Disadvantages: If the disinfectant remains, it will have adverse effects on aquatic organisms and the environment, and some disinfectants (such as ozone) have high production costs and equipment requirements.
(III) Biological treatment methods
Aquatic plant purification method
Principle: Use aquatic plants (such as reeds, calamus, water hyacinth, etc.) to absorb nutrients (nitrogen, phosphorus, etc.) and some harmful substances in the tail water. For example, in the model of combining wetland ecosystems with aquaculture, the tail water of aquaculture is discharged into artificial wetlands, and aquatic plants such as reeds absorb ammonia nitrogen and phosphorus in the water through their roots. At the same time, their rhizosphere microorganisms can also decompose some organic pollutants.
Advantages: Eco-friendly, low cost, and can provide habitats for aquatic organisms.
Disadvantages: The treatment cycle is relatively long, and sufficient space is required to grow aquatic plants; and if some aquatic plants are not managed properly, they may over-reproduce and cause ecological problems (such as water hyacinth infestation).
Microbial treatment method
Principle: Decompose organic matter in tail water through the metabolism of microorganisms (such as bacteria, fungi, etc.).
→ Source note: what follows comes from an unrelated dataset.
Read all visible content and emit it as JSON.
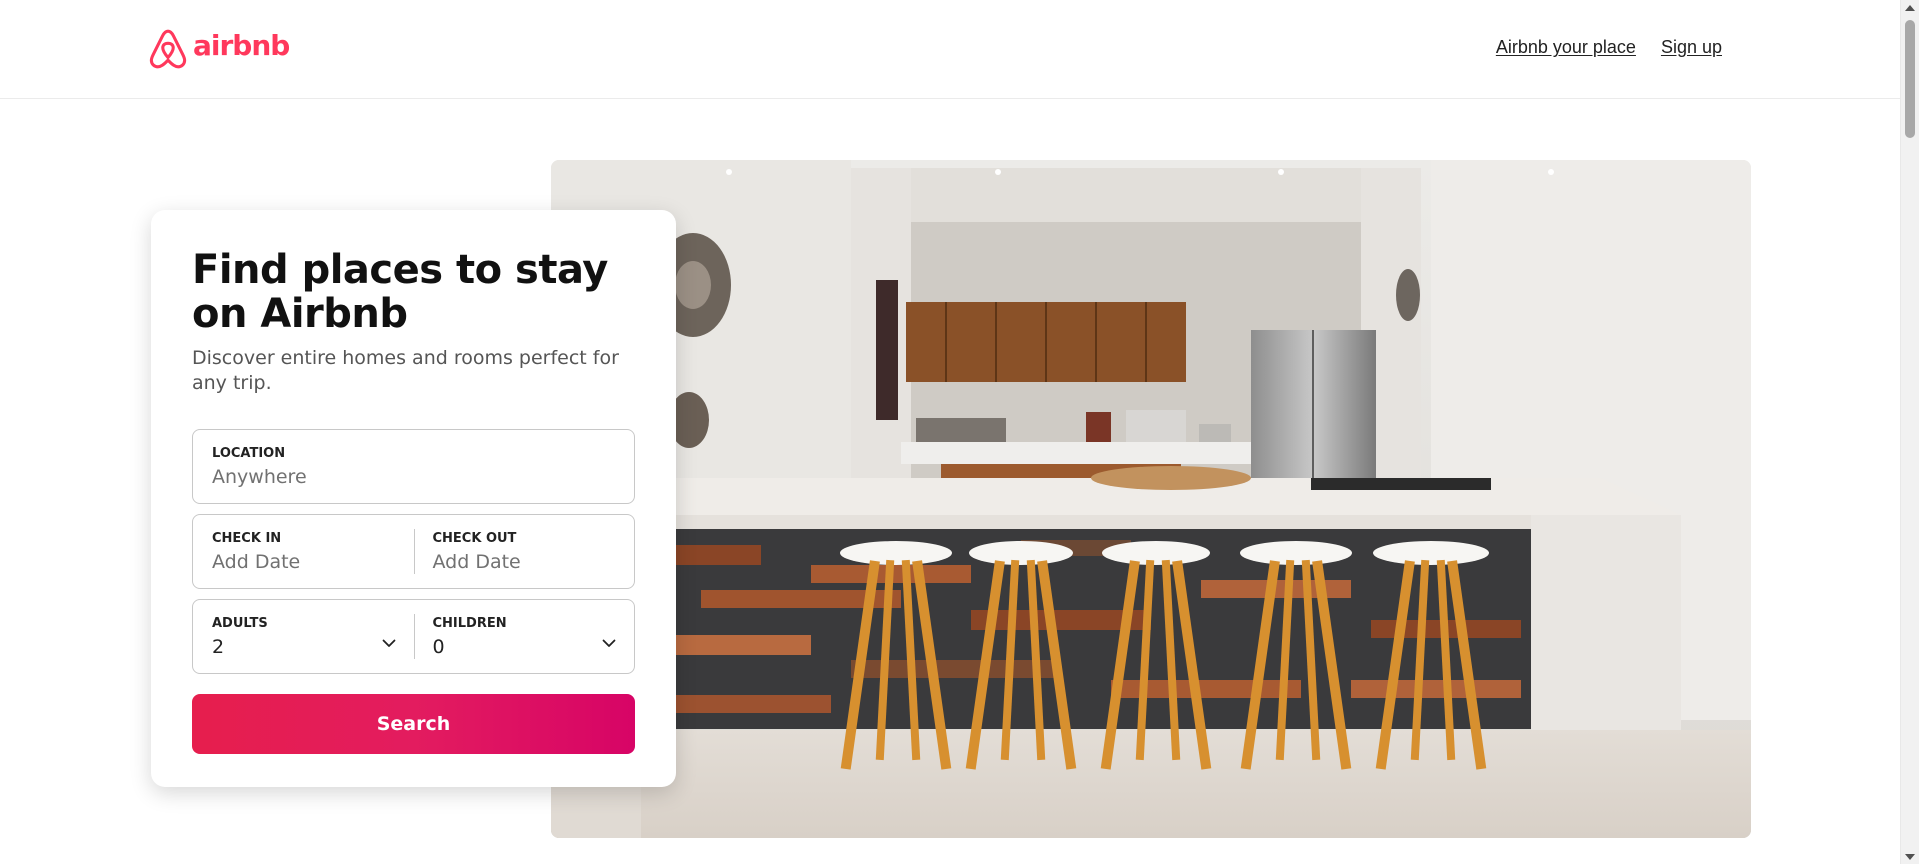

For example, in the process of treating aquaculture tailwater in a biofilter, the microbial flora attached to the filter material can decompose organic pollutants into carbon dioxide, water and simple inorganic substances.
Advantages: Good decomposition effect on organic matter, can effectively reduce the chemical oxygen demand (COD) of water bodies.
Disadvantages: The growth and metabolism of microorganisms require suitable environmental conditions (such as temperature, pH value, etc.), and the establishment and stabilization of microbial communities requires a certain amount of time.